Use --force to skip interactive confirmation in scripted environments:

orcheo plugin update orcheo-plugin-acme --force

7. Distribute the plugin

Build a wheel:

uv build
# or: python -m build

Publish to PyPI (or a private index) with standard tooling. Users install by package name, pinned version, or Git URL:

orcheo plugin install orcheo-plugin-acme
orcheo plugin install "orcheo-plugin-acme==0.1.0"
orcheo plugin install "git+https://github.com/acme-corp/orcheo-plugin-acme.git"

8. Multi-process deployments

In a Docker Compose or multi-worker deployment, backend and Celery workers run in separate processes. Plugin state lives under ~/.orcheo/plugins/ (or ORCHEO_PLUGIN_DIR). To propagate a plugin change:

  1. Run orcheo plugin install, update, uninstall, enable, or disable on each host. When using the managed stack from the host CLI, pass --runtime stack to target the backend runtime directly. Or mount a shared ORCHEO_PLUGIN_DIR.
  2. Restart the affected backend and worker processes. Nodes, edges, and agent tools support per-process hot reload for additive changes, but triggers and listeners always require a restart.
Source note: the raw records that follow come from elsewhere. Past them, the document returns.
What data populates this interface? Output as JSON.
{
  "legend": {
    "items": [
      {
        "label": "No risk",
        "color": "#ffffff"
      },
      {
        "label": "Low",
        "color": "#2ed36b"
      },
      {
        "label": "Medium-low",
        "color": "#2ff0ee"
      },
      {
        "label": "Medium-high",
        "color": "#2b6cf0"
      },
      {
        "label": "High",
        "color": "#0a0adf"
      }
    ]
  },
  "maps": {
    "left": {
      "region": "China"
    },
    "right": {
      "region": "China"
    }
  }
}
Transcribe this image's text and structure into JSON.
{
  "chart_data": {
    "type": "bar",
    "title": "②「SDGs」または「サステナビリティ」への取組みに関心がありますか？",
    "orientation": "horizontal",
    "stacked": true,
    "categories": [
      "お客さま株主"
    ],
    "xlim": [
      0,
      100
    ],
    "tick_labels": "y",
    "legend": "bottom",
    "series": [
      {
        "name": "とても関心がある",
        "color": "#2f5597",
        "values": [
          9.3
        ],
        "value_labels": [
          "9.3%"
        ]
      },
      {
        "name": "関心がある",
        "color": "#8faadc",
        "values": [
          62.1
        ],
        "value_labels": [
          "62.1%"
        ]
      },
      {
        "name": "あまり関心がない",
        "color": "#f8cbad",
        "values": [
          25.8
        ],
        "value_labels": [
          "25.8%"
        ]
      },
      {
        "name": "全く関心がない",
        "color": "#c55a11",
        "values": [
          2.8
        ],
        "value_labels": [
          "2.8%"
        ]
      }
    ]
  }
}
9. Reference: validation plugins

Two production-grade listener plugins are available as reference implementations:

Read their source before building a listener plugin of your own. The Canvas template template-wecom-lark-shared-listener shows how both listeners feed into one shared downstream workflow — the recommended pattern when normalising events from multiple platforms.